To maximize economic returns, Ransom said the best farmers can do is look at yield and protein data from universities. He recommended a balanced middle-ground variety category that allows farmers to capitalize on yields, which also offers above-average protein. When using lower-protein varieties, farmers should plan on using more nitrogen to obtain acceptable protein levels.
As an example, he referred to MS Stingray, which has a 120-bushel-per acre trial yield, but only 11.5 percent protein, making it difficult to market for use in bread wheat.
In 2015 trials, NDSU tested 40 varieties. Of those with 14.2 percent protein or higher in western North Dakota locations, only six varieties were above-
average in yield.
“These would be ones that I would put an extra emphasis on,” he said.
In western testing sites, those varieties were HRS 3530, SY-Valda, Rollag, SY-Ingmar, SY-605CL and Elgin-ND.
He showed maps for 2014 and 2015 that indicated some of the lower protein areas of the state, and regions where the areas had unexpectedly high amounts of rainfall. Farmers saw higher yields, but possibly some of the nitrogen they applied was lost because of excessive rainfall and possibly because the amount of nitrogen was insufficient for the higher-than-expected yields.
Ransom also compared statistics showing the levels of premiums for high protein and the discounts for low protein.
“I always assumed premiums were similar to the discounts, but that’s not the case every year,” he said. “It all depends on what other suppliers of wheat have for protein.”
That’s not easily predictable.
Protein pats, paddles
Ransom said, in 2014, elevators were paying $1 per percentage point for protein, over a base level of 14 percent protein.
In 2015, however, premiums dropped between 25 and 35 cents for each protein over 12 percent. The protein premiums and discounts can change so often that some elevators don’t post them regularly.

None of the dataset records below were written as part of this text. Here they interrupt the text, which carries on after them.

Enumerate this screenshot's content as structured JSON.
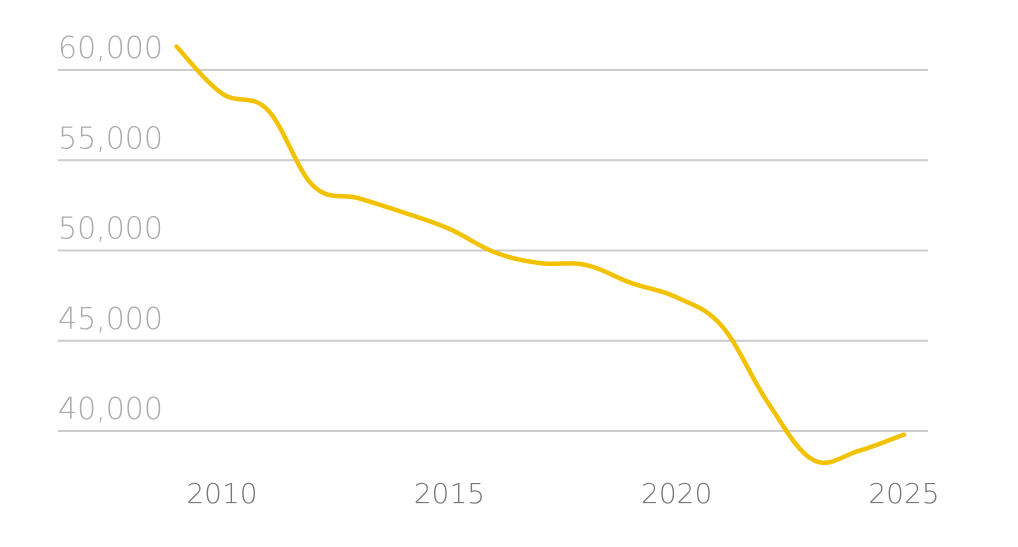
{
  "chart_data": {
    "type": "line",
    "title": "",
    "xlabel": "",
    "ylabel": "",
    "xlim": [
      2006.2,
      2025
    ],
    "ylim": [
      40000,
      60000
    ],
    "grid": true,
    "y_ticks": [
      {
        "value": 60000,
        "label": "60,000"
      },
      {
        "value": 55000,
        "label": "55,000"
      },
      {
        "value": 50000,
        "label": "50,000"
      },
      {
        "value": 45000,
        "label": "45,000"
      },
      {
        "value": 40000,
        "label": "40,000"
      }
    ],
    "x_ticks": [
      {
        "value": 2010,
        "label": "2010"
      },
      {
        "value": 2015,
        "label": "2015"
      },
      {
        "value": 2020,
        "label": "2020"
      },
      {
        "value": 2025,
        "label": "2025"
      }
    ],
    "series": [
      {
        "color": "#f2c200",
        "points": [
          {
            "x": 2009,
            "y": 61300
          },
          {
            "x": 2010,
            "y": 58700
          },
          {
            "x": 2011,
            "y": 57800
          },
          {
            "x": 2012,
            "y": 53600
          },
          {
            "x": 2013,
            "y": 52900
          },
          {
            "x": 2014,
            "y": 52100
          },
          {
            "x": 2015,
            "y": 51200
          },
          {
            "x": 2016,
            "y": 49900
          },
          {
            "x": 2017,
            "y": 49300
          },
          {
            "x": 2018,
            "y": 49200
          },
          {
            "x": 2019,
            "y": 48200
          },
          {
            "x": 2020,
            "y": 47400
          },
          {
            "x": 2021,
            "y": 45800
          },
          {
            "x": 2022,
            "y": 41600
          },
          {
            "x": 2023,
            "y": 38400
          },
          {
            "x": 2024,
            "y": 38900
          },
          {
            "x": 2025,
            "y": 39800
          }
        ]
      }
    ]
  }
}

Ransom said the gross revenue per acre return from investing in strong protein can depend on the base price of wheat. He pointed to tables that show protein response results from various regimens of nitrogen application, and at different times.
While more nitrogen tends to increase wheat yield, Ransom said farmers can’t apply enough nitrogen to allow some low-yielding varieties to catch up with high-yielding varieties.
Similarly, farmers can apply more nitrogen to boost protein levels past the 15 percent point, but the price of nitrogen dictates whether that is a wise economic decision.
Consider a split
He pointed to research that shows “split applications are more efficient than putting everything in the (past) fall,” often allowing farmers to pick up a half-percent of protein, which was especially true in the wet year of 2013.
He said the longer the wait between application and when plants can use it, the more nitrogen is lost to the environment. When making in-season applications of fertilizer, farmers might consider using a urease inhibitor, especially if there is no rain in the near forecast.
Research indicates there can be a yield response in applying urea and ammonium nitrate solution at the four-leaf and boot stages of wheat development. He said there is no yield response if the application is delayed after anthesis, or flowering, but added, these later applications were “quite efficient in increasing protein.”
In the question and answer session following his presentation, one farmer asked Ransom whether it was wise to intermix high-protein wheat varieties with low-protein wheat to come up with a higher average protein for marketing.
Ransom said no research trials have tried that approach and suggested the tactic could cause uneven harvest, among other problems.
He said it is probably more practical to keep different varieties in different fields.